Influenza non-structural protein 1 (NS1) localization plays a key role in the anatagonism of host antiviral processes.

The influenza virus is opportunistic by nature and is capable of subverting cellular signalling pathways for the benefit of viral replication. The function of non-structural protein 1 (NS1) as a core component for the influenza virus to interfere with host antiviral activity has been well cited in literature. However, the mechanism as to how NS1 is capble of subverting the host's innate immune system is unknown. NS1 has a unique capability to migrate between both the cytoplasm and nucleus of infected cells. To assess if NS1 interference operates a stratagy pertaining to a mechanism involved with nuclear-located signalling processes we designed two mutant virsus; WSNdelNS1 which encodes a deletion to prevent complete NS1 expression and WSN3M which encodes a NS1-variant that is defective in NS1 nuclear-translocation, thus preventing NS1 from entering the nuclus of infected cells. Overall design: We infected A549 cells with wildtype (native) influenza A/WSN/1933 (H1N1) or with a mutant virus deficient in encoding fully-functional NS1 (WSNdelNS1 or WSN3M). These infection experiements were used to perform RNA-Seq analysis to assess for significant changes in the transcriptome of infected cells in response wildtype/mutant influenza infection.
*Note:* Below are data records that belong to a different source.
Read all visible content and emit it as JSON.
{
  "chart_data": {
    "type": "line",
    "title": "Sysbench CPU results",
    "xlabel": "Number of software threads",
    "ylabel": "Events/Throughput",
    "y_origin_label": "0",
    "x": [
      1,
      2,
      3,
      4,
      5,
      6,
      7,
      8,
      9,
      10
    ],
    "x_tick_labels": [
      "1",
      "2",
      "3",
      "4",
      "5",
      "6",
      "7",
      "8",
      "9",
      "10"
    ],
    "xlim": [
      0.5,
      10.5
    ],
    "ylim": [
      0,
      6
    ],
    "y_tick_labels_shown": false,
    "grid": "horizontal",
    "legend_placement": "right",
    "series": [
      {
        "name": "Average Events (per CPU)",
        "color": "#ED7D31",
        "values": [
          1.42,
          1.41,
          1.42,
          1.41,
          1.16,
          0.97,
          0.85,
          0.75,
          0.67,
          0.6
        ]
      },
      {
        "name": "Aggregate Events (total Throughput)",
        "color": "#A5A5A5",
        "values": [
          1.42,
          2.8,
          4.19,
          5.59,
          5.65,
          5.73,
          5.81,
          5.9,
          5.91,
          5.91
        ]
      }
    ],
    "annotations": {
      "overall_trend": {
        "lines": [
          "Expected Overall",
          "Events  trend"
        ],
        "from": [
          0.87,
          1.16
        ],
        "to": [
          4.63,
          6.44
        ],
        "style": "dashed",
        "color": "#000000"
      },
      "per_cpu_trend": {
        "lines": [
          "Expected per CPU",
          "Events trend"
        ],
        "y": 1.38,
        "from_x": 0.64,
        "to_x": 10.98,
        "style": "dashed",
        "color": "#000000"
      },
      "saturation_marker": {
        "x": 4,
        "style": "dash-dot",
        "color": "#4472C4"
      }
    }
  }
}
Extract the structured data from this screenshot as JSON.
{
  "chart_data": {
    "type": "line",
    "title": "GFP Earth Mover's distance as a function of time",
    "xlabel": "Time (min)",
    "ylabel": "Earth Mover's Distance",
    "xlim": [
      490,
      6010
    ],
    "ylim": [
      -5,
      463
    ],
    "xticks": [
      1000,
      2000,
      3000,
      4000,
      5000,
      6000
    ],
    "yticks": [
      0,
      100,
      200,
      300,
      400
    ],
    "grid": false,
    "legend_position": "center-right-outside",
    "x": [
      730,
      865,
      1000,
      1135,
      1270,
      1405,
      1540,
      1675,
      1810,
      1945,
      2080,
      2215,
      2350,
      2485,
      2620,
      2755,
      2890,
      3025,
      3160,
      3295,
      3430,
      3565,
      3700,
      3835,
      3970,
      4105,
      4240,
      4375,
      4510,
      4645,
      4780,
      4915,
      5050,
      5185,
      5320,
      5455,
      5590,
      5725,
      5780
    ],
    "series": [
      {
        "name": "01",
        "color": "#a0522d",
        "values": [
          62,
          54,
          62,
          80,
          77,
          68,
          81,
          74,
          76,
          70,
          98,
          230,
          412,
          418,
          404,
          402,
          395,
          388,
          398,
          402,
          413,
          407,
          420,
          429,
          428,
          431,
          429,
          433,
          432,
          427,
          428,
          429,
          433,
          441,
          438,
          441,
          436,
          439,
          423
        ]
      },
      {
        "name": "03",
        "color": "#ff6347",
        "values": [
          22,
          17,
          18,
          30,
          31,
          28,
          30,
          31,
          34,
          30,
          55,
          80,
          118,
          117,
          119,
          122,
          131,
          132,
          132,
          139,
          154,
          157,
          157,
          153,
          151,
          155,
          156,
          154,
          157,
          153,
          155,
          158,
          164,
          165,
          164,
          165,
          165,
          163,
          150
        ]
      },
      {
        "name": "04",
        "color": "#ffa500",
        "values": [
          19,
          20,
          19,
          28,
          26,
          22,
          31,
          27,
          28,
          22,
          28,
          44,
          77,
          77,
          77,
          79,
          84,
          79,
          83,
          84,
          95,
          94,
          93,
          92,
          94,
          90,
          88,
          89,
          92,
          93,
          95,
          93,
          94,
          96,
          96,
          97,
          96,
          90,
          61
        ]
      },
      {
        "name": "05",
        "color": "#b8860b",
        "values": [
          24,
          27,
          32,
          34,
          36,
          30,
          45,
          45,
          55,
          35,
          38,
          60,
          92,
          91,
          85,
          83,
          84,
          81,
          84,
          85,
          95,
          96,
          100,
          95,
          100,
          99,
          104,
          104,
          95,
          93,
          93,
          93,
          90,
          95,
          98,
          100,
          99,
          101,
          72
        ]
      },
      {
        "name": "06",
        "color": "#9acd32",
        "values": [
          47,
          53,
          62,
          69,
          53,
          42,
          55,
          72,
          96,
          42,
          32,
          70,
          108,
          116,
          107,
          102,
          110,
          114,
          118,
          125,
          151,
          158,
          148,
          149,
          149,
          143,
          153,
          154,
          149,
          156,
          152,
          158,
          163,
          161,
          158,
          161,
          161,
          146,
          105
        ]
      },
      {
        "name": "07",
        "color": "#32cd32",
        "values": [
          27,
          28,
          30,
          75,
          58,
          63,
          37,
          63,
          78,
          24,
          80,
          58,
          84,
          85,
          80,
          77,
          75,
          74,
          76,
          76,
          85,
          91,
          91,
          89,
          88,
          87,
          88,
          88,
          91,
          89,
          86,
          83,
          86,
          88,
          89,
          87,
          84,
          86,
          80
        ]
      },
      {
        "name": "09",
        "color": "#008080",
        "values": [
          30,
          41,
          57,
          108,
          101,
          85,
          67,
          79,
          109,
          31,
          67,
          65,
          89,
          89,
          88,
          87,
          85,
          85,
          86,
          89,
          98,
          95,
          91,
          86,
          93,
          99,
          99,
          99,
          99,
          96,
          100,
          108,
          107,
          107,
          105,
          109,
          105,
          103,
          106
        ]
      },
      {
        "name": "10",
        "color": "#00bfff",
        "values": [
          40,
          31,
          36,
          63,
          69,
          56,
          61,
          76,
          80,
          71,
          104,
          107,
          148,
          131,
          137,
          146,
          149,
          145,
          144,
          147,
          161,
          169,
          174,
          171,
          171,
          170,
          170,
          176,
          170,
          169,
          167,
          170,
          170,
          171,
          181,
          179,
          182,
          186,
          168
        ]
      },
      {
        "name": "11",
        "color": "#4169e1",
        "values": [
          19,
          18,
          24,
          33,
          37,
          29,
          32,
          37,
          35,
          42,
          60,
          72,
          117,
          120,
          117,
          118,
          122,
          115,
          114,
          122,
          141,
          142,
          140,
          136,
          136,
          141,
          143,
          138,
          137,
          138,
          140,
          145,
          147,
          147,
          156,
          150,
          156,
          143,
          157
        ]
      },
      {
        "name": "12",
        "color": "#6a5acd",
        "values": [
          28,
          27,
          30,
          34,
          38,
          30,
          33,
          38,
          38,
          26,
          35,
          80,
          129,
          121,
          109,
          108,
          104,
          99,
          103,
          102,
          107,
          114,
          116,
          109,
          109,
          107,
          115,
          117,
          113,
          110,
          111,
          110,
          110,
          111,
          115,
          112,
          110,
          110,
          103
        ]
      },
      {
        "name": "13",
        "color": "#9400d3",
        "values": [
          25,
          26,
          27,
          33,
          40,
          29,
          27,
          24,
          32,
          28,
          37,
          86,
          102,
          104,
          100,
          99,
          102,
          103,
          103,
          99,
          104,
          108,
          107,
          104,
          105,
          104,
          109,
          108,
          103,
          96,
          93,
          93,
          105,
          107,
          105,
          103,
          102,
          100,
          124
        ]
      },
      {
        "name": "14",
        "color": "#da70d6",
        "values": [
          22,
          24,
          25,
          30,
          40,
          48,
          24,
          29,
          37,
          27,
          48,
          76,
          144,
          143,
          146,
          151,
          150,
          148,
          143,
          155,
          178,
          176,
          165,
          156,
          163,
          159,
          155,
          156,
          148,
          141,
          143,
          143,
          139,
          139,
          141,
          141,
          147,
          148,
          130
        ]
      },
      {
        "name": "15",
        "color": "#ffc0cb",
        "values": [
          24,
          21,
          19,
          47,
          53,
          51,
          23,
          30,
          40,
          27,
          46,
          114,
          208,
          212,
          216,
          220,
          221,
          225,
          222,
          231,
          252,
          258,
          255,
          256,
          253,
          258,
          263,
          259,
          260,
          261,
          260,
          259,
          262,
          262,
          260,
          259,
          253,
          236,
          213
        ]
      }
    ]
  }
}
We complemented this analysis with PolII/PolII-s2p/PolII-s5p ChIP-Seq in order to observe if changes in PolII densities and their variants reflect the transcriptomic profiles generated from our RNA-Seq analysis. Intergration of both RNA-Seq and ChIP-Seq datasets presented a unique profile of gene expression and PolII transcription initiation and elongation dynamics during the early stages of influenza infection.